If the query does return rows you now have the total number of rows at the $numrows variable. In case you want to display

“There are 150 products in total”, you can do it by echoing the $numrows variable. We will do this later in the exercise.

*/

 

 

$queryCount = 'SELECT count(*) FROM user_result';

$resultCount = mysql_query($queryCount);

$fetch_row = mysql_fetch_row($resultCount);

$numrows = $fetch_row[0];

 

 

 

 

 

// if there is no results

if($numrows == 0)

{

    echo 'Sorry, we have no user_result yet.';

    exit();

}

 

/* 4) Calculate number of pages

 

Now let’s get the last page number. How many rows do you want per page? Just for the exercise purposes, I chose 4.

Of course, you probably have dozens or hundreds of rows in your table, so you might want to chose 10, 15 or 20. Take your pick.

*/

 

$perPage = 4;

$lastpage = ceil($numrows/$perPage);

$pageno = (int)$pageno;

if($pageno<1)

{

    $pageno=1;

}

elseif($pageno>$lastpage)

{

    $pageno=$lastpage;

}

 

/* 5) Generate page links

 

We are going to work on the links.

 

There will be 4:

 

FIRST

 

PREVIOUS

 

NEXT

 

LAST

 

 

The links that do not apply will be grayed out. For example if you are in page one, the FIRST link will be grayed out.

Or if you are in the last page, then the LAST link will be grayed out. Also, this script will let us know what page we are in.

 

*/

 

 

// ----- PAGE LINKS -----

if($pageno==1)

{

    $pages .= 'FIRST | PREVIOUS ';

}

else

{

    $pages .= "<a href='{$_SERVER['PHP_SELF']}?pageno=1'>FIRST</a> | ";

    $prevpage=$pageno-1;

    $pages .= " <a href='{$_SERVER['PHP_SELF']}?pageno=$prevpage'>PREVIOUS</a> ";

}

$pages .= ' ( Page '.$pageno.' of '.$lastpage.' ) ';

if($pageno==$lastpage)

{

    $pages .= ' NEXT | LAST ';

}

else

{

    $nextpage = $pageno+1;

    $pages .= " <a href='".$_SERVER['PHP_SELF']."?pageno=$nextpage'>NEXT</a> | ";

    $pages .= " <a href='".$_SERVER['PHP_SELF']."?pageno=$lastpage'>LAST</a>";

}

 

/* 6) Calculate LIMIT clause for the MySQL query

 

The range of query results are loaded into variable $limit so we add it to the query and populate its results.

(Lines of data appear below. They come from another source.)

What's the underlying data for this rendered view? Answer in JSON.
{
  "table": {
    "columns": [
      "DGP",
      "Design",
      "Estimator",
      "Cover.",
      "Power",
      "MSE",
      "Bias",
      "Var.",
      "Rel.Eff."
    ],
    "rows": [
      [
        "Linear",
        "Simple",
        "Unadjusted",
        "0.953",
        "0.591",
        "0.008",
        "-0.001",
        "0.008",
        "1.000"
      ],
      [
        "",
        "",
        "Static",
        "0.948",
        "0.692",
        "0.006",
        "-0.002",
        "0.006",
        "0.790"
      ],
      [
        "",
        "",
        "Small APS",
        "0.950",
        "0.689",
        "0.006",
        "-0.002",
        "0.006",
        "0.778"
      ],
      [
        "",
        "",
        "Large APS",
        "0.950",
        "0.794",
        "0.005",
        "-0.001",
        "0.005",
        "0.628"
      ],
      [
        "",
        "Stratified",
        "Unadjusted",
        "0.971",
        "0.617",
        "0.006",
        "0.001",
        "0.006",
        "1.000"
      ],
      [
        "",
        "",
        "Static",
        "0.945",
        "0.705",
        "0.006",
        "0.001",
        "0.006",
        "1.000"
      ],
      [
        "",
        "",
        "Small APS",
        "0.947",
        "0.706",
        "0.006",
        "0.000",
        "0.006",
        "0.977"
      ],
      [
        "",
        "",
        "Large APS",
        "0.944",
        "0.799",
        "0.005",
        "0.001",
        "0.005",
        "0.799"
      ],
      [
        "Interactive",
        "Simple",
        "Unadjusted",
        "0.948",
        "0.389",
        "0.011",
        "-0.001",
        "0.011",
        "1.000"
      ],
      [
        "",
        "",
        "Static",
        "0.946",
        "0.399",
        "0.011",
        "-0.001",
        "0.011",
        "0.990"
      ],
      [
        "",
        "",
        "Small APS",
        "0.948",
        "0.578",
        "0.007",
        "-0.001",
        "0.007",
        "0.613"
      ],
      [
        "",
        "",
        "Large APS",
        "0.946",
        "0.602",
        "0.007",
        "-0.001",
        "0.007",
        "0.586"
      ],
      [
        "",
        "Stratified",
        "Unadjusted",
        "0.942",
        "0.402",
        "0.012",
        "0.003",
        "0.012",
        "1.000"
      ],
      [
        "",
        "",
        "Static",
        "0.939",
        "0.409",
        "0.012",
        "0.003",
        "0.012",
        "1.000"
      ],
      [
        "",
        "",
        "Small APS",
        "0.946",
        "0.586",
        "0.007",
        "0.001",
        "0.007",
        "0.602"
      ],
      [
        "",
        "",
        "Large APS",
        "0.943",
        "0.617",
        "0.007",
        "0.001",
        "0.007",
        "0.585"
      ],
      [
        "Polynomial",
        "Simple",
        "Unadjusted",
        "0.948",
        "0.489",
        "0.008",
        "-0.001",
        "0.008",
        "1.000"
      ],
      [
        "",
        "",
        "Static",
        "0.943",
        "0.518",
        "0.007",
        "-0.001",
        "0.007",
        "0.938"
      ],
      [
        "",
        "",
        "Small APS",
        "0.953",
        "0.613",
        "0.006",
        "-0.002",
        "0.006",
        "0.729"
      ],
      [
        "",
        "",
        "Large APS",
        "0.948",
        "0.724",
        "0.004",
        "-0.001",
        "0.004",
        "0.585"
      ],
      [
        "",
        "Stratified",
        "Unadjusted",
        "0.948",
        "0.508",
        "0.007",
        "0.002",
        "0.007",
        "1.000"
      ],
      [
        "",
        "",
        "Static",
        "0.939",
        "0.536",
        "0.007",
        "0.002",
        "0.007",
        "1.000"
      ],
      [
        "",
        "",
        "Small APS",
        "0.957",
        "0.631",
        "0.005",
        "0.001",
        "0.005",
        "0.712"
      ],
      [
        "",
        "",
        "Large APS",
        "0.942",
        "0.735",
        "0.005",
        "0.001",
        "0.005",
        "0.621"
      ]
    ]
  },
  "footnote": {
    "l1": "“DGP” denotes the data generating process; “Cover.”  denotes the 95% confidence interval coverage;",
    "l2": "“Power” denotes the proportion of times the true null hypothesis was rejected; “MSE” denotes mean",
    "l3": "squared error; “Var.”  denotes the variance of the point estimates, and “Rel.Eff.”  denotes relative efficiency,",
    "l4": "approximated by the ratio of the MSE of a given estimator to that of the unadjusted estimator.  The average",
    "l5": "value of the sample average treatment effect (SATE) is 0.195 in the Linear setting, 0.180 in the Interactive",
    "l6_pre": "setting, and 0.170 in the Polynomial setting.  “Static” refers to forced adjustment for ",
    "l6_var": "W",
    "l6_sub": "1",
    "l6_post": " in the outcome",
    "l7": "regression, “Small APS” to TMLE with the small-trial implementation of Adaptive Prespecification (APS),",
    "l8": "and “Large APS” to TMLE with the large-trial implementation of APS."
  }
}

Then we display the page links and the total number of products.

 

*/

 

$limit=' LIMIT '.($pageno-1)*$perPage.', '.$perPage;

 

 

//7) Run the query, echo the results and echo the page links

 

$query = $query.$limit;

$result = mysql_query($query);

if(!$result)

{

    echo 'Query failed: '.mysql_error();

}

while($row = mysql_fetch_array($result))

{

    echo $row['user_id'].' '.$row['user_name'].'<br />';

}

 

echo '<div style="width:100%;color:#00FF00; text-align: center; font-size: smaller;">'.$pages.'</div>';

echo 'Total number of user_result: '.$numrows;

error_reporting(E_ALL);

 

?>

[revraz]

Where are you populating the $query variable before this part?

 

 

//7) Run the query, echo the results and echo the page links

 

$query = $query.$limit;

$result = mysql_query($query);

[LucienFB]

I don't know what this means:

 

"Where are you populating the $query variable before this part?"

 

BTW MySQl = Version 6.05

 

Please explain further.

 

Thanks,

Lucien

 

[radi8]

What he means is, on the line defined at:

<?php
//7) Run the query, echo the results and echo the page links
$query = $query.$limit;
$result = mysql_query($query);
if(!$result)
{
   echo 'Query failed: '.mysql_error();
}
while($row = mysql_fetch_array($result))
{
   echo $row['user_id'].' '.$row['user_name'].'<br />';
}
?>

 

The $query variable is not being initialized. This is important because the query being p[assed to the server is then just ' LlIMIT 48,4', which is invalid.

 

Somewhere in the script, the last query is not being defined, was accidentally deleted, or was missed by the developer (unlikely). This is one the problems with cut/paste scripts, you are at the mercy of the developer.

 

You probably need a query like:

<?php
//7) Run the query, echo the results and echo the page links
$query="SELECT * FROM user_result".$limit;
$result = mysql_query($query);
if(!$result)
{
   echo 'Query failed: '.mysql_error();
}
while($row = mysql_fetch_array($result))
{
   echo $row['user_id'].' '.$row['user_name'].'<br />';
}?>

[LucienFB]

Thanks,

 

Works Like a charm!

 

Lucien